If those of you who read this column on a regular basis haven't figured it out yet, Kinji Fukasaku is one of my all-time favorite directors. Fukasaku's career spanned five decades and spawned more than 60 films, including Graveyard of Honor, Battle Royale and the classic Battles Without Honor series. He is regarded as one of Japan's greatest directors, and if his work were seen more outside of his native country he would easily be considered one of the greatest directors in the world.

Best known for his yakuza films, Fukasaku reinvented the Japanese gangster genre with a series of gritty films in the 1970s.

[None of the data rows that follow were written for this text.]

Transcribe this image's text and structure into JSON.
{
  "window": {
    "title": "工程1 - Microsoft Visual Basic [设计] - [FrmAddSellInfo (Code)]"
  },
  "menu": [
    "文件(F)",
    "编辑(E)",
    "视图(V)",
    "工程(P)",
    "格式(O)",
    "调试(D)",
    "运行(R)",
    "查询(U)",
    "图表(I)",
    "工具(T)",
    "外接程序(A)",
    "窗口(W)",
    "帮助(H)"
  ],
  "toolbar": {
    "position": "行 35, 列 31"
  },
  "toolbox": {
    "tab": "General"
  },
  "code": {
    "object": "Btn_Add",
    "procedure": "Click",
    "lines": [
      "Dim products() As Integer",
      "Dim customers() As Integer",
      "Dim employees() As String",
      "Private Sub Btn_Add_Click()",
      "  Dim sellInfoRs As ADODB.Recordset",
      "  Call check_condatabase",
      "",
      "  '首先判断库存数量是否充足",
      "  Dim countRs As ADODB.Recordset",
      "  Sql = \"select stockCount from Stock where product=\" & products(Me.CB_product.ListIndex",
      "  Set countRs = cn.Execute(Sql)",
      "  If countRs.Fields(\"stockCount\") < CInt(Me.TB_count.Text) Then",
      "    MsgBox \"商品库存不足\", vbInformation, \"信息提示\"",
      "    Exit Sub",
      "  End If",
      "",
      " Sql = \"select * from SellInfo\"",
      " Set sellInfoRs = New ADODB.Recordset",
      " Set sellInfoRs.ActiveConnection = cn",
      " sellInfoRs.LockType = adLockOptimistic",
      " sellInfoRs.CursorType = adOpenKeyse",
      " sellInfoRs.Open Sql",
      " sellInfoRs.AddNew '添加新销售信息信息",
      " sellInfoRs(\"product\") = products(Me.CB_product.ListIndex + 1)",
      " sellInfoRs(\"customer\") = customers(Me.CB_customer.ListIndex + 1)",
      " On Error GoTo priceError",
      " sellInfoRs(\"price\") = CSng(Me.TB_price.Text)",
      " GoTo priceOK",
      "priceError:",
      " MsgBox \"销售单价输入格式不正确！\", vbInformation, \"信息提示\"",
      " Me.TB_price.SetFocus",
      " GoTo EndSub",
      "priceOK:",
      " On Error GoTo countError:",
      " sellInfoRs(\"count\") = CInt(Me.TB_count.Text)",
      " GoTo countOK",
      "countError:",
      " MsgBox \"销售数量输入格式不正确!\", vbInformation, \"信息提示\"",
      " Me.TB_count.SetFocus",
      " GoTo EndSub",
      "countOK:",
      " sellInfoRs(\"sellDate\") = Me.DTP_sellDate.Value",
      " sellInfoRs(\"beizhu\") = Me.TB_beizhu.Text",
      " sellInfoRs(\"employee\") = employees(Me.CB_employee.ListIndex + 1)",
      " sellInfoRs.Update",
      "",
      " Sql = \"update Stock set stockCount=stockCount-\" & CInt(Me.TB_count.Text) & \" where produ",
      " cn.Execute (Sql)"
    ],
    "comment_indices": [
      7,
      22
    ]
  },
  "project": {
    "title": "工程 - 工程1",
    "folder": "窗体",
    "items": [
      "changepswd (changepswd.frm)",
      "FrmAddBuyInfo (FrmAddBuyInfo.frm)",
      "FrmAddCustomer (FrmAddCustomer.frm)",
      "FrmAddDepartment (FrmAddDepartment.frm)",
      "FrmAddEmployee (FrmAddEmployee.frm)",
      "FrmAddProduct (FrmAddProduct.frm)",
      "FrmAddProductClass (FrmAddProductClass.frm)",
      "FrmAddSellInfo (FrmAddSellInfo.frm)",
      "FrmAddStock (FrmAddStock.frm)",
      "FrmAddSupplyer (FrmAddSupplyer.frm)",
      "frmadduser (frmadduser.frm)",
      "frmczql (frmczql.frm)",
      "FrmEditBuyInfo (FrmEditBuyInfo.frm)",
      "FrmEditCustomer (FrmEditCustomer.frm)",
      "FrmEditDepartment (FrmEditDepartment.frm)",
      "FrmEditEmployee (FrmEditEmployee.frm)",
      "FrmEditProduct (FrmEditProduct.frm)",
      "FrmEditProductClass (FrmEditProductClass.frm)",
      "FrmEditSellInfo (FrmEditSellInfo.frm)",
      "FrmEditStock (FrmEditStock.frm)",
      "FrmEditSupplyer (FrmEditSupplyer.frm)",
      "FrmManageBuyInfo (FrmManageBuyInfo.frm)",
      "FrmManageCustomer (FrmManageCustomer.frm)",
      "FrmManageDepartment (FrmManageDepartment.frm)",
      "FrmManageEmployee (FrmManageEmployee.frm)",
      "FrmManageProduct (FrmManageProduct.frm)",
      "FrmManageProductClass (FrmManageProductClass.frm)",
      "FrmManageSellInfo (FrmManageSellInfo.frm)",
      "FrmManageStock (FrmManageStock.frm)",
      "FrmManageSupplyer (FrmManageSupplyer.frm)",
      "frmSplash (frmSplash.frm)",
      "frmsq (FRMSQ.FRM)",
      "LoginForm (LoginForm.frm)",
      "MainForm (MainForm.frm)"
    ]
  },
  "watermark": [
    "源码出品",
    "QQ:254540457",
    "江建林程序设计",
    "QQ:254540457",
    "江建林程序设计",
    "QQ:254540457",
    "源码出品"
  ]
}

Before he turned the genre upside-down, Fukasaku had made slightly more conventional genre films like Wolves, Pigs & Men and Japan Organized Crime Boss. But in 1970 the director began production on Sympathy for the Underdog, which would prove to be the transition between the traditional chivalrous yakuza films of the past and the morally corrupt antiheroes that were to come in films like Street Mobster.

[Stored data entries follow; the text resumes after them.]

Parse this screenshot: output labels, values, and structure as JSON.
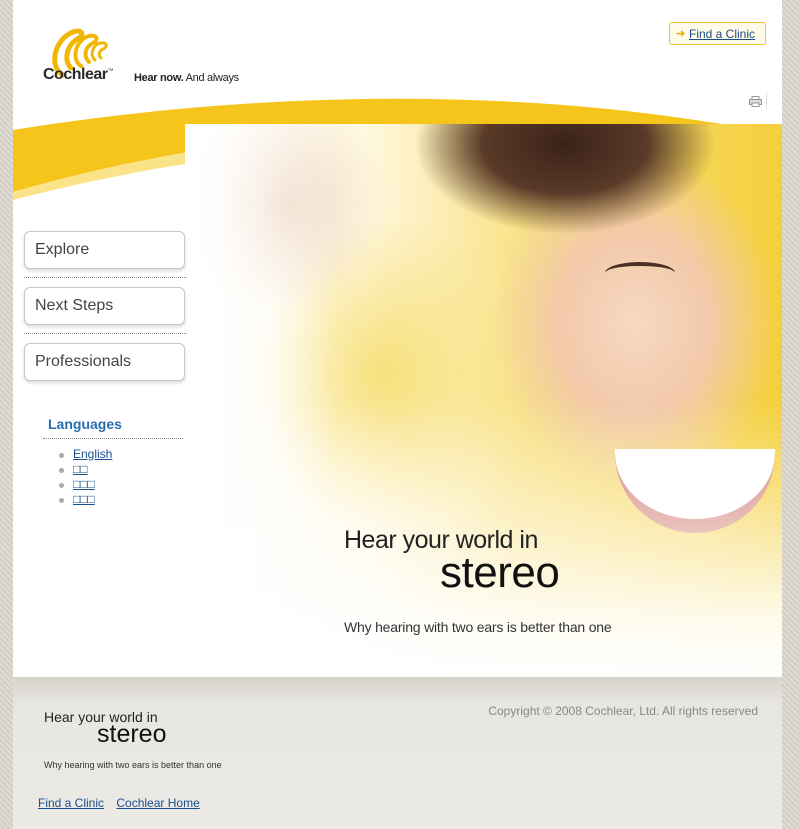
{
  "brand": {
    "name": "Cochlear",
    "tm": "™",
    "tagline_bold": "Hear now.",
    "tagline_rest": " And always"
  },
  "header": {
    "find_clinic": "Find a Clinic"
  },
  "nav": {
    "items": [
      {
        "label": "Explore"
      },
      {
        "label": "Next Steps"
      },
      {
        "label": "Professionals"
      }
    ]
  },
  "languages": {
    "title": "Languages",
    "items": [
      {
        "label": "English"
      },
      {
        "label": "□□"
      },
      {
        "label": "□□□"
      },
      {
        "label": "□□□"
      }
    ]
  },
  "hero": {
    "line1": "Hear your world in",
    "line2": "stereo",
    "line3": "Why hearing with two ears is better than one"
  },
  "footer": {
    "line1": "Hear your world in",
    "line2": "stereo",
    "line3": "Why hearing with two ears is better than one",
    "copyright": "Copyright © 2008 Cochlear, Ltd. All rights reserved",
    "links": [
      {
        "label": "Find a Clinic"
      },
      {
        "label": "Cochlear Home"
      }
    ]
  },
  "colors": {
    "accent_yellow": "#f4c21c",
    "link_blue": "#1a4d8c",
    "heading_blue": "#2a6db0"
  }
}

Originally meant to be a follow-up to his earlier Organized Crime Boss, Fukasaku reunited with lead actor Koji Tsuruta for a film with many similarities to their earlier collaboration, but with a unique style all its own. Tsuruta stars as Gunji, a yakuza gang leader released from prison after 10 years. Gunji finds that his gang has long since broken up, while his key cronies have attempted to make it in the legitimate world, slinging noodles and raising families. Gunji and his men re-form the old gang, but with all the territories in mainland Japan overrun by different yakuza families, they decide to make of go of it in Okinawa. They quickly build a reputation on the island but soon find that the same deadly battles and rivalries that plague the yakuza on the mainland are also found on Okinawa.

In making Sympathy for the Underdog, Fukasaku was heavily influenced by Gillo Pontecorvo's seminal Battle of Algiers, a film that dealt with resistance in the face of occupation. Fukasaku himself was addressing American influence in Japanese culture, as Okinawa was the site of lingering military occupation by the United States. But even more than the inspiration culled from Battle of Algiers, Sympathy for the Underdog draws much from Sam Peckinpah's The Wild Bunch. Tsuruta is clearly cast in the William Holden role, while his gang is very much like the aging outlaws struggling to keep pace with a world that has left them behind. There are even two pivotal scenes straight out of Peckinpah's classic, including a bloody showdown between Gunji and his men and a small army of yakuza that has come to take over their territory.

Although it's not my personal favorite of Fukasaku's films, Sympathy for the Underdog is still a classic. And when watched in context with his other work, it shows a clear defining point when a master filmmaker made a serious transition in tone, content and theme, changing with him the face of modern cinema.